Galena Road Gravel pays almost $50 per acre.
Noe said some officials have said the infrastructure needed for an industrial park is a problem. The developer builds the roads and the utilities install the hook-ups needed, he said.
“It’s no big deal,” said Noe. “It’s not rocket science to build an industrial site.”
He also spoke briefly about the over-the-scale fee.
“It’s a great vehicle to get that $44,000,” Noe said about how much the city will receive when the property is annexed. “Can we find another vehicle to get that $44,000?”
Additionally, the city receives Motor Fuel Tax funds to maintain its roads, he said.
Under reclamation, Noe said he was still looking for an example of upperscale homes in Illinois.
Noe suggested other uses for the land, such as some type of storage for products to be shipped by railroad.
While he was speaking, Lucas asked if it was relevant to the current discussion.
Resident Kim Wilkins said the water contamination possibilities left her with questions.
“Who pays for the cleanup?” she asked. “Who replaces the wells?”
If the property is annexed, she said, there needed to be a firm agreement that Galena Road Gravel would have to pay for and resolve any contamination issues.
Resident Peggy Holmes-Hicks said she had talked to Wahl about if the county would allow the expansion.
“But he told me some things in confidence, and I can only say that it’s very unlikely that the county would ever approve that variance.”
Underwood addressed that the hydrogeologic study noted that it is more important how far a spill occurs from the city’s wells, and that more extensive studies would be needed to determine how long before a specified substance could reach the water supply.
Additionally, he said, a train could derail now in that area, regardless of the gravel pit.
He said officials continued going back to the plan commission to get more input about the annexation agreement.
Cantwell said she wanted feedback from all the alderman.
“This is a tough decision, gentlemen,” she said.
Thornton said, “I talked to a lot of people, especially constituents in my area. And I have a feeling that, if this was put to a vote with Chillicothe people, I think they would not go for it ... As far as the money is concerned, sometimes I agree with Judy. There’s people’s lives that are affected in this and those things have to be considered.”
Childers said that the plan commission voted the annexation down three times, and if
the council does not take their advice, then why is the commission needed.
Boyer said the aldermen also need to think about if the vote will build a wall between the council and the commission.

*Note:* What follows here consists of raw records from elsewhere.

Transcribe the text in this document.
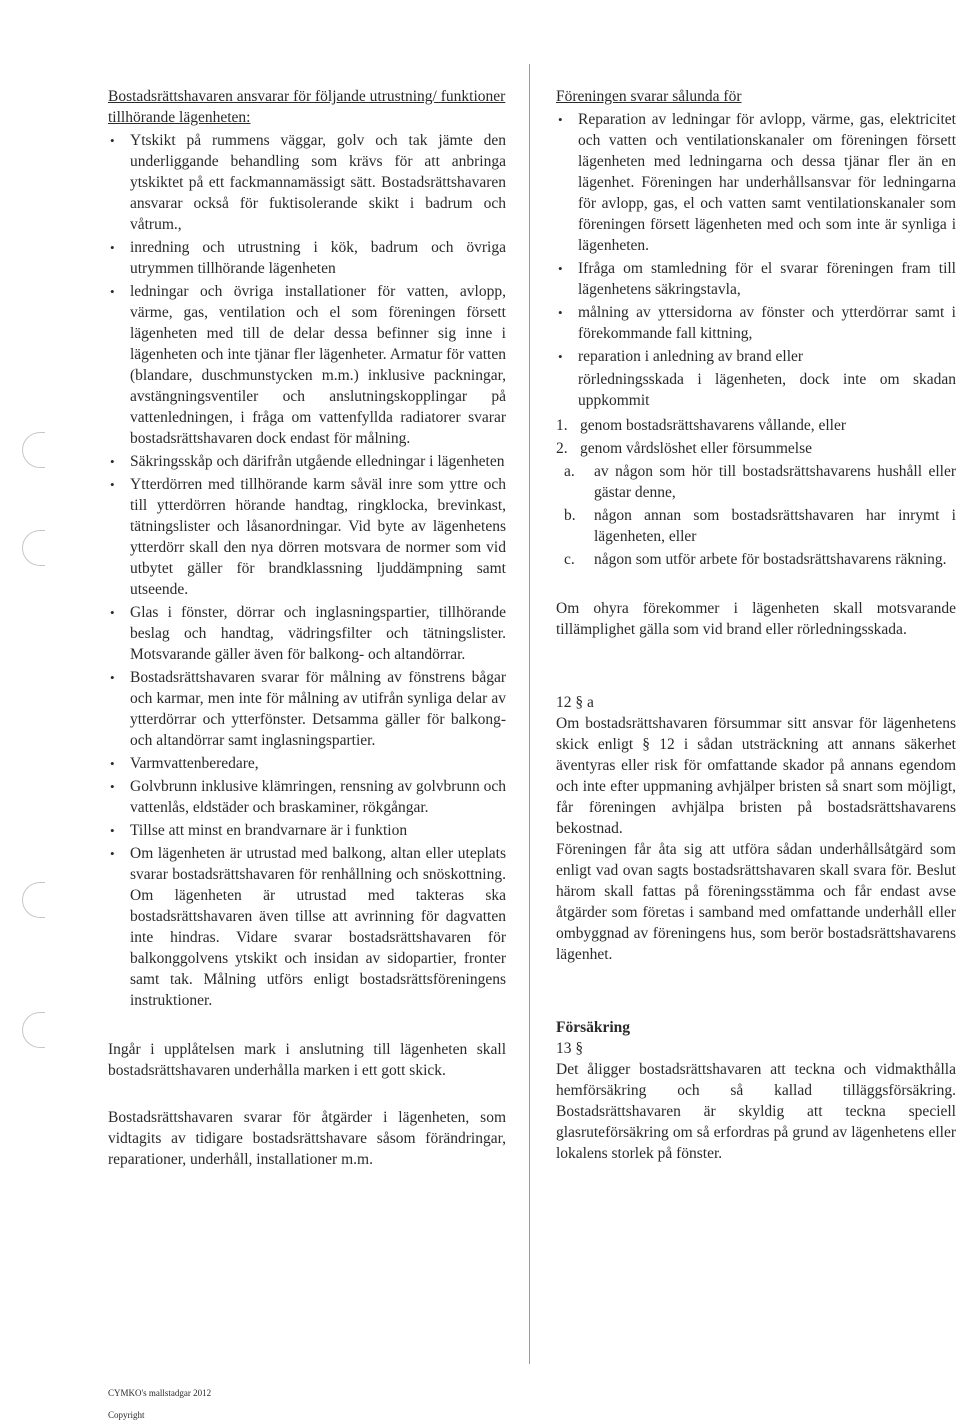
Bostadsrättshavaren ansvarar för följande utrustning/ funktioner tillhörande lägenheten:
• Ytskikt på rummens väggar, golv och tak jämte den underliggande behandling som krävs för att anbringa ytskiktet på ett fackmannamässigt sätt. Bostadsrättshavaren ansvarar också för fuktisolerande skikt i badrum och våtrum.,
• inredning och utrustning i kök, badrum och övriga utrymmen tillhörande lägenheten
• ledningar och övriga installationer för vatten, avlopp, värme, gas, ventilation och el som föreningen försett lägenheten med till de delar dessa befinner sig inne i lägenheten och inte tjänar fler lägenheter. Armatur för vatten (blandare, duschmunstycken m.m.) inklusive packningar, avstängningsventiler och anslutningskopplingar på vattenledningen, i fråga om vattenfyllda radiatorer svarar bostadsrättshavaren dock endast för målning.
• Säkringsskåp och därifrån utgående elledningar i lägenheten
• Ytterdörren med tillhörande karm såväl inre som yttre och till ytterdörren hörande handtag, ringklocka, brevinkast, tätningslister och låsanordningar. Vid byte av lägenhetens ytterdörr skall den nya dörren motsvara de normer som vid utbytet gäller för brandklassning ljuddämpning samt utseende.
• Glas i fönster, dörrar och inglasningspartier, tillhörande beslag och handtag, vädringsfilter och tätningslister. Motsvarande gäller även för balkong- och altandörrar.
• Bostadsrättshavaren svarar för målning av fönstrens bågar och karmar, men inte för målning av utifrån synliga delar av ytterdörrar och ytterfönster. Detsamma gäller för balkong- och altandörrar samt inglasningspartier.
• Varmvattenberedare,
• Golvbrunn inklusive klämringen, rensning av golvbrunn och vattenlås, eldstäder och braskaminer, rökgångar.
• Tillse att minst en brandvarnare är i funktion
• Om lägenheten är utrustad med balkong, altan eller uteplats svarar bostadsrättshavaren för renhållning och snöskottning. Om lägenheten är utrustad med takteras ska bostadsrättshavaren även tillse att avrinning för dagvatten inte hindras. Vidare svarar bostadsrättshavaren för balkonggolvens ytskikt och insidan av sidopartier, fronter samt tak. Målning utförs enligt bostadsrättsföreningens instruktioner.

Ingår i upplåtelsen mark i anslutning till lägenheten skall bostadsrättshavaren underhålla marken i ett gott skick.

Bostadsrättshavaren svarar för åtgärder i lägenheten, som vidtagits av tidigare bostadsrättshavare såsom förändringar, reparationer, underhåll, installationer m.m.

Föreningen svarar sålunda för
• Reparation av ledningar för avlopp, värme, gas, elektricitet och vatten och ventilationskanaler om föreningen försett lägenheten med ledningarna och dessa tjänar fler än en lägenhet. Föreningen har underhållsansvar för ledningarna för avlopp, gas, el och vatten samt ventilationskanaler som föreningen försett lägenheten med och som inte är synliga i lägenheten.
• Ifråga om stamledning för el svarar föreningen fram till lägenhetens säkringstavla,
• målning av yttersidorna av fönster och ytterdörrar samt i förekommande fall kittning,
• reparation i anledning av brand eller
rörledningsskada i lägenheten, dock inte om skadan uppkommit
1. genom bostadsrättshavarens vållande, eller
2. genom vårdslöshet eller försummelse
a.	av någon som hör till bostadsrättshavarens hushåll eller gästar denne,
b.	någon annan som bostadsrättshavaren har inrymt i lägenheten, eller
c.	någon som utför arbete för bostadsrättshavarens räkning.

Om ohyra förekommer i lägenheten skall motsvarande tillämplighet gälla som vid brand eller rörledningsskada.

12 § a

Om bostadsrättshavaren försummar sitt ansvar för lägenhetens skick enligt § 12 i sådan utsträckning att annans säkerhet äventyras eller risk för omfattande skador på annans egendom och inte efter uppmaning avhjälper bristen så snart som möjligt, får föreningen avhjälpa bristen på bostadsrättshavarens bekostnad.

Föreningen får åta sig att utföra sådan underhållsåtgärd som enligt vad ovan sagts bostadsrättshavaren skall svara för. Beslut härom skall fattas på föreningsstämma och får endast avse åtgärder som företas i samband med omfattande underhåll eller ombyggnad av föreningens hus, som berör bostadsrättshavarens lägenhet.

Försäkring
13 §

Det åligger bostadsrättshavaren att teckna och vidmakthålla hemförsäkring och så kallad tilläggsförsäkring. Bostadsrättshavaren är skyldig att teckna speciell glasruteförsäkring om så erfordras på grund av lägenhetens eller lokalens storlek på fönster.

CYMKO's mallstadgar 2012
Copyright
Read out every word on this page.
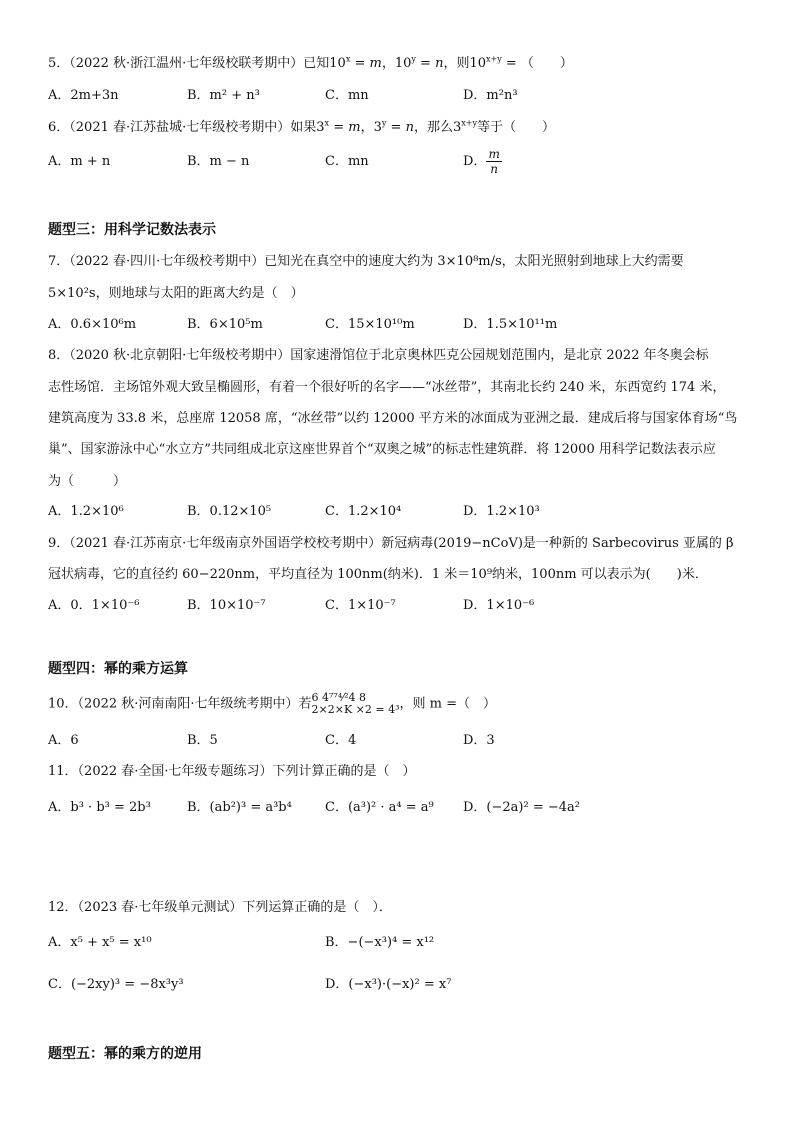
5．（2022 秋·浙江温州·七年级校联考期中）已知$10^x = m$，$10^y = n$，则$10^{x+y}$ = （　　）
A．2m+3n	B．m² + n³	C．mn	D．m²n³
6．（2021 春·江苏盐城·七年级校考期中）如果$3^x = m$，$3^y = n$，那么$3^{x+y}$等于（　　）
A．m + n	B．m − n	C．mn	D． $\frac{m}{n}$
题型三：用科学记数法表示
7．（2022 春·四川·七年级校考期中）已知光在真空中的速度大约为 3×10⁸m/s，太阳光照射到地球上大约需要
5×10²s，则地球与太阳的距离大约是（　）
A．0.6×10⁶m	B．6×10⁵m	C．15×10¹⁰m	D．1.5×10¹¹m
8．（2020 秋·北京朝阳·七年级校考期中）国家速滑馆位于北京奥林匹克公园规划范围内，是北京 2022 年冬奥会标
志性场馆．主场馆外观大致呈椭圆形，有着一个很好听的名字——“冰丝带”，其南北长约 240 米，东西宽约 174 米，
建筑高度为 33.8 米，总座席 12058 席，“冰丝带”以约 12000 平方米的冰面成为亚洲之最．建成后将与国家体育场“鸟
巢”、国家游泳中心“水立方”共同组成北京这座世界首个“双奥之城”的标志性建筑群．将 12000 用科学记数法表示应
为（　　　）
A．1.2×10⁶	B．0.12×10⁵	C．1.2×10⁴	D．1.2×10³
9．（2021 春·江苏南京·七年级南京外国语学校校考期中）新冠病毒(2019−nCoV)是一种新的 Sarbecovirus 亚属的 β
冠状病毒，它的直径约 60−220nm，平均直径为 100nm(纳米)．1 米＝10⁹纳米，100nm 可以表示为(　　)米．
A．0．1×10⁻⁶	B．10×10⁻⁷	C．1×10⁻⁷	D．1×10⁻⁶
题型四：幂的乘方运算
10．（2022 秋·河南南阳·七年级统考期中）若 6 4⁷⁷⁴⁄²4 8
2×2×K ×2 = 4³ ，则 m =（　）
A．6	B．5	C．4	D．3
11．（2022 春·全国·七年级专题练习）下列计算正确的是（　）
A．b³ · b³ = 2b³	B．(ab²)³ = a³b⁴	C．(a³)² · a⁴ = a⁹ D．(−2a)² = −4a²
12．（2023 春·七年级单元测试）下列运算正确的是（　）．
A．x⁵ + x⁵ = x¹⁰	B．−(−x³)⁴ = x¹²
C．(−2xy)³ = −8x³y³	D．(−x³)·(−x)² = x⁷
题型五：幂的乘方的逆用
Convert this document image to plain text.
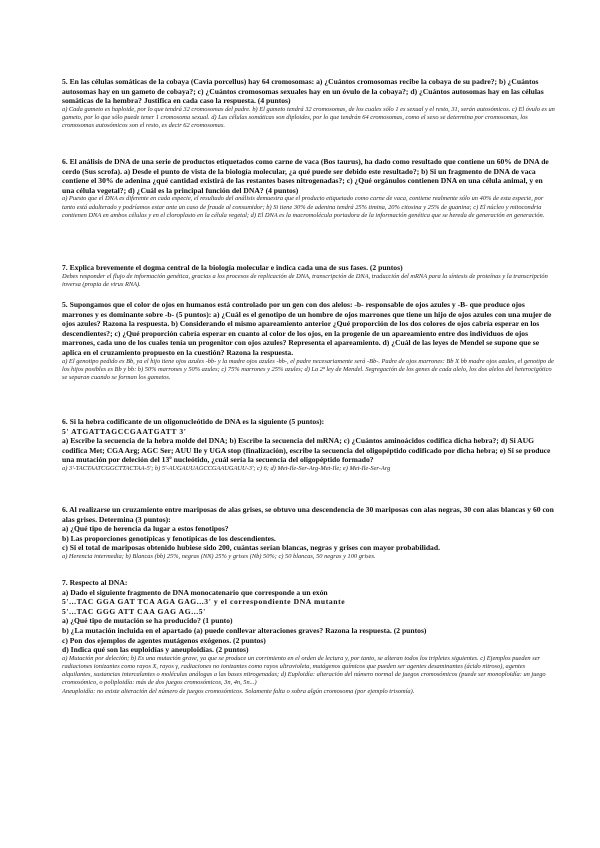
5. En las células somáticas de la cobaya (Cavia porcellus) hay 64 cromosomas: a) ¿Cuántos cromosomas recibe la cobaya de su padre?; b) ¿Cuántos autosomas hay en un gameto de cobaya?; c) ¿Cuántos cromosomas sexuales hay en un óvulo de la cobaya?; d) ¿Cuántos autosomas hay en las células somáticas de la hembra? Justifica en cada caso la respuesta. (4 puntos)

a) Cada gameto es haploide, por lo que tendrá 32 cromosomas del padre. b) El gameto tendrá 32 cromosomas, de los cuales sólo 1 es sexual y el resto, 31, serán autosómicos. c) El óvulo es un gameto, por lo que sólo puede tener 1 cromosoma sexual. d) Las células somáticas son diploides, por lo que tendrán 64 cromosomas, como el sexo se determina por cromosomas, los cromosomas autosómicos son el resto, es decir 62 cromosomas.

6. El análisis de DNA de una serie de productos etiquetados como carne de vaca (Bos taurus), ha dado como resultado que contiene un 60% de DNA de cerdo (Sus scrofa). a) Desde el punto de vista de la biología molecular, ¿a qué puede ser debido este resultado?; b) Si un fragmento de DNA de vaca contiene el 30% de adenina ¿qué cantidad existirá de las restantes bases nitrogenadas?; c) ¿Qué orgánulos contienen DNA en una célula animal, y en una célula vegetal?; d) ¿Cuál es la principal función del DNA? (4 puntos)

a) Puesto que el DNA es diferente en cada especie, el resultado del análisis demuestra que el producto etiquetado como carne de vaca, contiene realmente sólo un 40% de esta especie, por tanto está adulterado y podríamos estar ante un caso de fraude al consumidor; b) Si tiene 30% de adenina tendrá 25% timina, 20% citosina y 25% de guanina; c) El núcleo y mitocondria contienen DNA en ambos células y en el cloroplasto en la célula vegetal; d) El DNA es la macromolécula portadora de la información genética que se hereda de generación en generación.

7. Explica brevemente el dogma central de la biología molecular e indica cada una de sus fases. (2 puntos)

Debes responder el flujo de información genética, gracias a los procesos de replicación de DNA, transcripción de DNA, traducción del mRNA para la síntesis de proteínas y la transcripción inversa (propia de virus RNA).

5. Supongamos que el color de ojos en humanos está controlado por un gen con dos alelos: -b- responsable de ojos azules y -B- que produce ojos marrones y es dominante sobre -b- (5 puntos): a) ¿Cuál es el genotipo de un hombre de ojos marrones que tiene un hijo de ojos azules con una mujer de ojos azules? Razona la respuesta. b) Considerando el mismo apareamiento anterior ¿Qué proporción de los dos colores de ojos cabría esperar en los descendientes?; c) ¿Qué proporción cabría esperar en cuanto al color de los ojos, en la progenie de un apareamiento entre dos individuos de ojos marrones, cada uno de los cuales tenía un progenitor con ojos azules? Representa el apareamiento. d) ¿Cuál de las leyes de Mendel se supone que se aplica en el cruzamiento propuesto en la cuestión? Razona la respuesta.

a) El genotipo pedido es Bb, ya el hijo tiene ojos azules -bb- y la madre ojos azules -bb-, el padre necesariamente será -Bb-. Padre de ojos marrones: Bb X bb madre ojos azules, el genotipo de los hijos posibles es Bb y bb: b) 50% marrones y 50% azules; c) 75% marrones y 25% azules; d) La 2ª ley de Mendel. Segregación de los genes de cada alelo, los dos alelos del heterocigótico se separan cuando se forman los gametos.

6. Si la hebra codificante de un oligonucleótido de DNA es la siguiente (5 puntos):

5' ATGATTAGCCGAATGATT 3'

a) Escribe la secuencia de la hebra molde del DNA; b) Escribe la secuencia del mRNA; c) ¿Cuántos aminoácidos codifica dicha hebra?; d) Si AUG codifica Met; CGA Arg; AGC Ser; AUU Ile y UGA stop (finalización), escribe la secuencia del oligopéptido codificado por dicha hebra; e) Si se produce una mutación por deleción del 13º nucleótido, ¿cuál sería la secuencia del oligopéptido formado?

a) 3'-TACTAATCGGCTTACTAA-5'; b) 5'-AUGAUUAGCCGAAUGAUU-3'; c) 6; d) Met-Ile-Ser-Arg-Met-Ile; e) Met-Ile-Ser-Arg

6. Al realizarse un cruzamiento entre mariposas de alas grises, se obtuvo una descendencia de 30 mariposas con alas negras, 30 con alas blancas y 60 con alas grises. Determina (3 puntos):

a) ¿Qué tipo de herencia da lugar a estos fenotipos?

b) Las proporciones genotípicas y fenotípicas de los descendientes.

c) Si el total de mariposas obtenido hubiese sido 200, cuántas serían blancas, negras y grises con mayor probabilidad.

a) Herencia intermedia; b) Blancas (bb) 25%, negras (NN) 25% y grises (Nb) 50%; c) 50 blancas, 50 negras y 100 grises.

7. Respecto al DNA:

a) Dado el siguiente fragmento de DNA monocatenario que corresponde a un exón

5'...TAC GGA GAT TCA AGA GAG...3' y el correspondiente DNA mutante

5'...TAC GGG ATT CAA GAG AG...5'

a) ¿Qué tipo de mutación se ha producido? (1 punto)

b) ¿La mutación incluida en el apartado (a) puede conllevar alteraciones graves? Razona la respuesta. (2 puntos)

c) Pon dos ejemplos de agentes mutágenos exógenos. (2 puntos)

d) Indica qué son las euploidías y aneuploidías. (2 puntos)

a) Mutación por deleción; b) Es una mutación grave, ya que se produce un corrimiento en el orden de lectura y, por tanto, se alteran todos los tripletes siguientes. c) Ejemplos pueden ser radiaciones ionizantes como rayos X, rayos γ, radiaciones no ionizantes como rayos ultravioleta, mutágenos químicos que pueden ser agentes desaminantes (ácido nitroso), agentes alquilantes, sustancias intercalantes o moléculas análogas a las bases nitrogenadas; d) Euploidía: alteración del número normal de juegos cromosómicos (puede ser monoploidía: un juego cromosómico, o poliploidía: más de dos juegos cromosómicos, 3n, 4n, 5n...)

Aneuploidía: no existe alteración del número de juegos cromosómicos. Solamente falta o sobra algún cromosoma (por ejemplo trisomía).
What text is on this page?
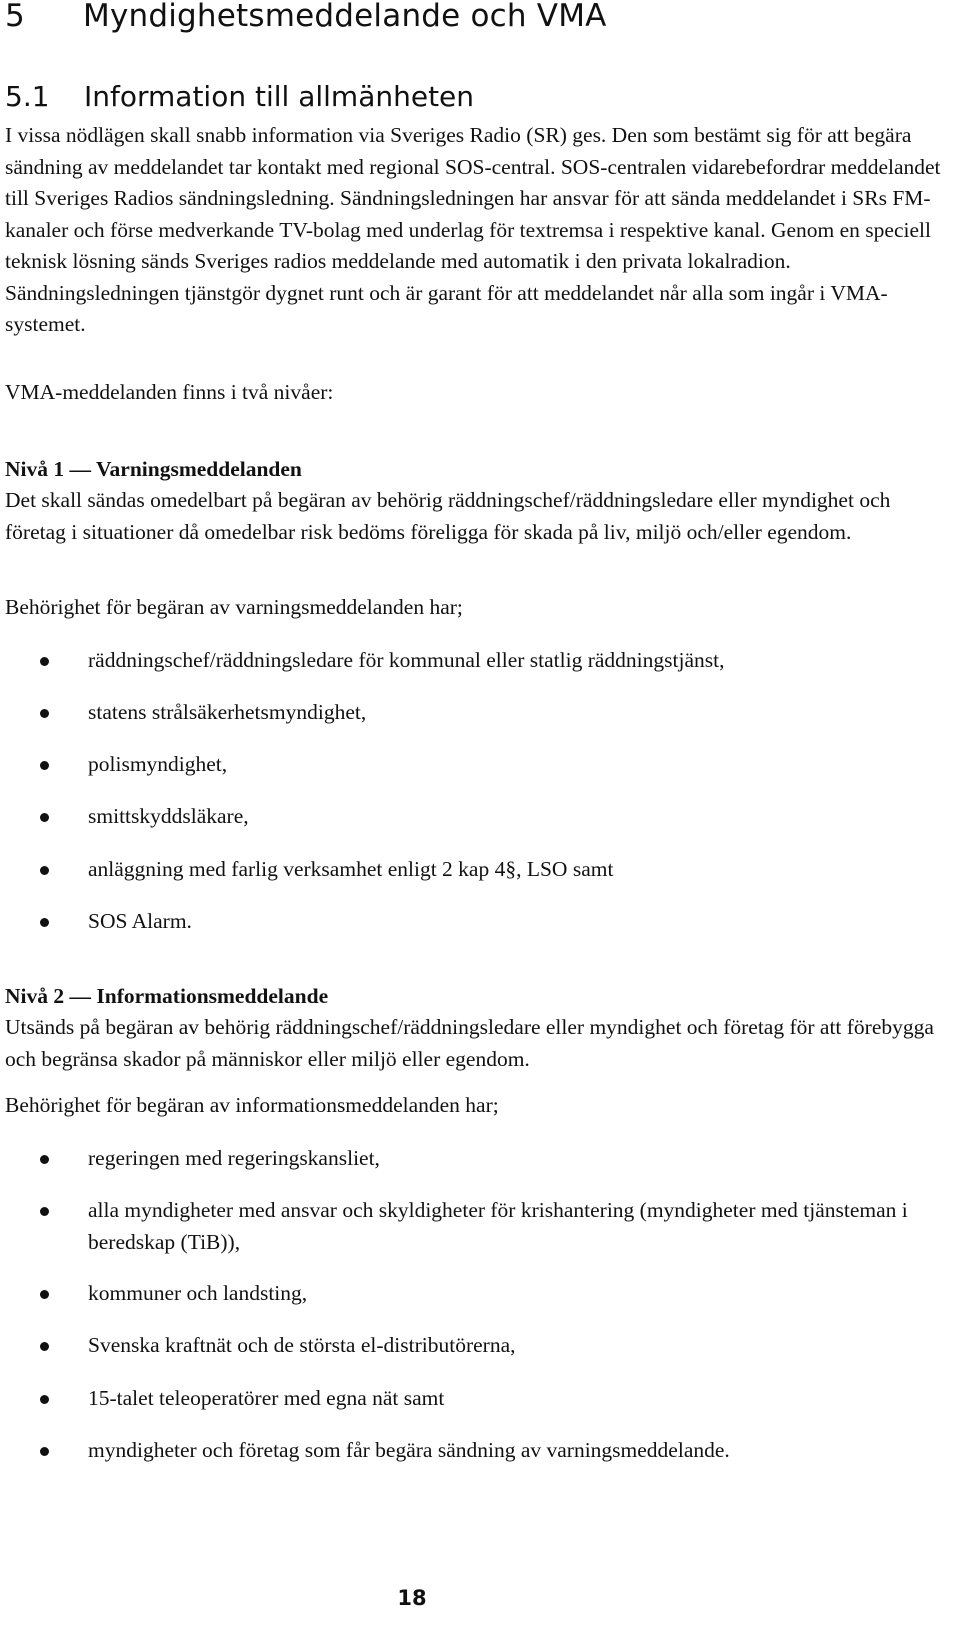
5 Myndighetsmeddelande och VMA
5.1 Information till allmänheten

I vissa nödlägen skall snabb information via Sveriges Radio (SR) ges. Den som bestämt sig för att begära sändning av meddelandet tar kontakt med regional SOS-central. SOS-centralen vidarebefordrar meddelandet till Sveriges Radios sändningsledning. Sändningsledningen har ansvar för att sända meddelandet i SRs FM-kanaler och förse medverkande TV-bolag med underlag för textremsa i respektive kanal. Genom en speciell teknisk lösning sänds Sveriges radios meddelande med automatik i den privata lokalradion. Sändningsledningen tjänstgör dygnet runt och är garant för att meddelandet når alla som ingår i VMA-systemet.

VMA-meddelanden finns i två nivåer:

Nivå 1 — Varningsmeddelanden

Det skall sändas omedelbart på begäran av behörig räddningschef/räddningsledare eller myndighet och företag i situationer då omedelbar risk bedöms föreligga för skada på liv, miljö och/eller egendom.

Behörighet för begäran av varningsmeddelanden har;

räddningschef/räddningsledare för kommunal eller statlig räddningstjänst,
statens strålsäkerhetsmyndighet,
polismyndighet,
smittskyddsläkare,
anläggning med farlig verksamhet enligt 2 kap 4§, LSO samt
SOS Alarm.

Nivå 2 — Informationsmeddelande

Utsänds på begäran av behörig räddningschef/räddningsledare eller myndighet och företag för att förebygga och begränsa skador på människor eller miljö eller egendom.

Behörighet för begäran av informationsmeddelanden har;

regeringen med regeringskansliet,
alla myndigheter med ansvar och skyldigheter för krishantering (myndigheter med tjänsteman i beredskap (TiB)),
kommuner och landsting,
Svenska kraftnät och de största el-distributörerna,
15-talet teleoperatörer med egna nät samt
myndigheter och företag som får begära sändning av varningsmeddelande.
18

Cantwell said commission chairman Dennis Parkins voted in favor of the annexation at the last meeting, which held credibility for her since he was one of the original members who created the current comprehensive plan.
From the audience, Moewe interrupted her, “So was I. So was Joe Binstock,” he said about commission members who helped draw up the current comprehensive plan but voted against the annexation.
Fyke gaveled him three times, telling Moewe he was out of order and asked him to be quiet.
“... You’re slanting things, people. You’re part-timers,” Moewe said.
Gould said he received one phone call from a resident opposed to the measure because of the noise and dust.
If the trucks could run on different streets, away from residents, then people would probably be in favor of it, he said.
Spencer said the city is on a tight budget.
He also mentioned if people did not like the job the eight aldermen are doing, the seats will be open and other people can run for office.
He then called for the question.
Once Fyke pounded the gavel to close the meeting, Wilkins told the council, “You should all be ashamed of yourselves,” she said, calling them a “lazy city council.” She continued her comments by degrading Underwood.